Klassischerweise werden Prophezeiungen zum neuen Jahr mit heißem Blei durchgeführt, das man in Graberde erkalten lässt. Diese schöne Tradition ist heutzutage immer mehr zu Klamauk verkommen, bei dem Familien um Küchentische herumsitzen, und das Blei gelegentlich mit oder ohne Absicht in den Glühwein fällt.
So kann das aber mit professioneller Wahrsagerei nichts werden, weil kein magisches Richtfeld infolge von Extremwerten der Lebenszeit entstehen kann. Außerdem ist es in dieser Form sowieso Nekromantie, und Geister babbeln ständig dummes Zeug.

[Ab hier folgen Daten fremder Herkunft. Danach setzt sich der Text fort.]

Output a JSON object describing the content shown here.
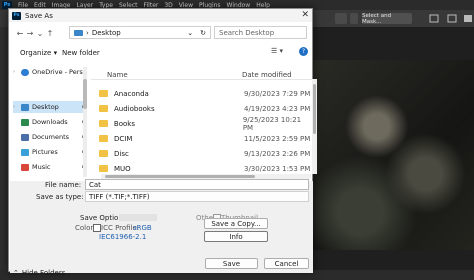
{
  "photoshop": {
    "logo": "Ps",
    "menu": [
      "File",
      "Edit",
      "Image",
      "Layer",
      "Type",
      "Select",
      "Filter",
      "3D",
      "View",
      "Plugins",
      "Window",
      "Help"
    ],
    "select_mask": "Select and Mask..."
  },
  "dialog": {
    "title": "Save As",
    "close": "✕",
    "nav": {
      "back": "←",
      "forward": "→",
      "down": "⌄",
      "up": "↑",
      "path_sep": "›",
      "path": "Desktop",
      "dropdown": "⌄",
      "refresh": "↻"
    },
    "search_placeholder": "Search Desktop",
    "organize": "Organize ▾",
    "new_folder": "New folder",
    "view": "☰ ▾",
    "help": "?",
    "sidebar": [
      {
        "label": "OneDrive - Perso",
        "color": "#2d7dd2",
        "expand": "›",
        "pinned": false
      },
      {
        "label": "Desktop",
        "color": "#3a86c8",
        "expand": "›",
        "pinned": true
      },
      {
        "label": "Downloads",
        "color": "#2d8a4e",
        "expand": "",
        "pinned": true
      },
      {
        "label": "Documents",
        "color": "#4d6fa8",
        "expand": "",
        "pinned": true
      },
      {
        "label": "Pictures",
        "color": "#3aa0d8",
        "expand": "",
        "pinned": true
      },
      {
        "label": "Music",
        "color": "#d8473a",
        "expand": "",
        "pinned": true
      }
    ],
    "pin_icon": "📌",
    "columns": {
      "name": "Name",
      "date": "Date modified"
    },
    "files": [
      {
        "name": "Anaconda",
        "date": "9/30/2023 7:29 PM"
      },
      {
        "name": "Audiobooks",
        "date": "4/19/2023 4:23 PM"
      },
      {
        "name": "Books",
        "date": "9/25/2023 10:21 PM"
      },
      {
        "name": "DCIM",
        "date": "11/5/2023 2:59 PM"
      },
      {
        "name": "Disc",
        "date": "9/13/2023 2:26 PM"
      },
      {
        "name": "MUO",
        "date": "3/30/2023 1:53 PM"
      }
    ],
    "filename_label": "File name:",
    "filename_value": "Cat",
    "savetype_label": "Save as type:",
    "savetype_value": "TIFF (*.TIF;*.TIFF)",
    "save_options": "Save Options",
    "color_label": "Color:",
    "icc_label": "ICC Profile:",
    "icc_value": "sRGB",
    "icc_value2": "IEC61966-2.1",
    "other_label": "Other:",
    "thumbnail_label": "Thumbnail",
    "save_copy": "Save a Copy...",
    "info": "Info",
    "save": "Save",
    "cancel": "Cancel",
    "hide_folders": "Hide Folders",
    "hide_chevron": "⌃"
  }
}
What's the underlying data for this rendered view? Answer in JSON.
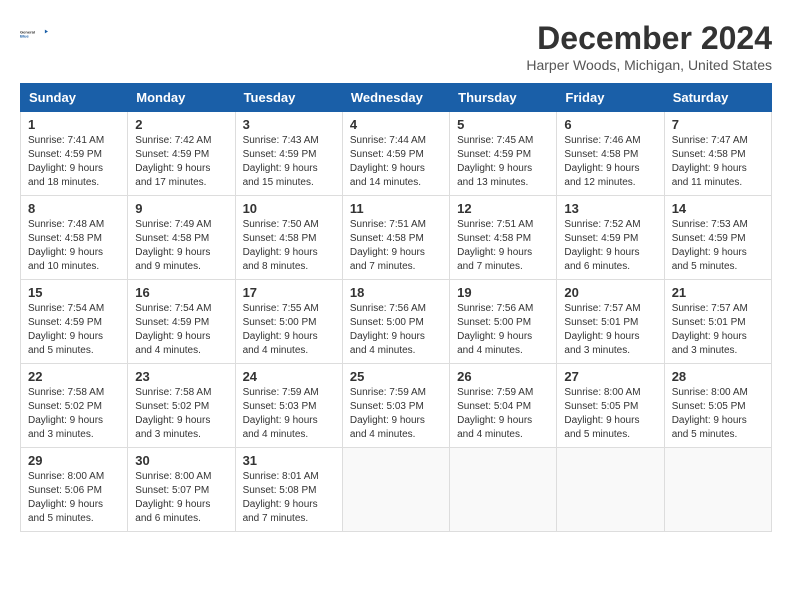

Also führe ich nun extra für euch Leser ein ganz tolles Elementarritual mit besonderer Nebulosität durch:
Ich schreibe meine Frage „Wie wird das Jahr 2022 n.Chr. in Bochum?“ (Ich hoffe, das ist genau genug formuliert aus Dämonensicht.) auf einen Zettel, verbrenne ihn, und lese dann aus dem Rauch die Antwort. Dieses beinhaltet dann zwar nur die Elemente Feuer und Luft. Aber einen Strudel in einem Fluss habe ich hier gerade nicht, und ein Erdbeben würde meinen Tee überschwappen lassen. Also muss das so genügen.
…
Nach etwas Herumkramen habe ich noch Glitzer-Seidenpapier in der Ecke. Eigentlich sollte man darauf mit den Tränen von Fröschen schreiben. Aber türkise Tusche geht bestimmt genauso gut. Eine schöne Schreibfeder habe ich jedenfalls.
…
Besser nehme ich mehrere Lagen Seidenpapier. Sonst gibt das nicht genug Rauch.
…
Ok, nächster Ansatz. Seidenpapier eignet sich nicht für Tusche. Die verläuft darauf nur.
…
So, auf Bastelpapier in Altweiß geht es, und sieht sogar recht hübsch aus.
…
Nun muss ich noch ein paar Wesenheiten anrufen, die etwas mit Zeit zu tun haben. Wen nehme ich denn mal? Sagen wir: Chronos für die Vergangenheit, die Baba Yaga für die Ewigkeit und für die Zukunft Klonschaf Dolly. Bessere Leute fallen mir gerade nicht ein. Dann verbrenne ich jetzt also das Papier, und sage dabe: „Bei Chronos, der Baba Yaga und Dolly, dem Klonschaf: Enthülle mir die Antwort auf meine Frage zur Zeit, oh aufsteigender Rauch!“ – Das sollte eigentlich klappen.
…
Jetzt habe ich mir beinahe die Finger verbrannt. Sonst hat die Zaubertechnik aber geklappt. Ich habe sogar die Rezitation hinbekommen.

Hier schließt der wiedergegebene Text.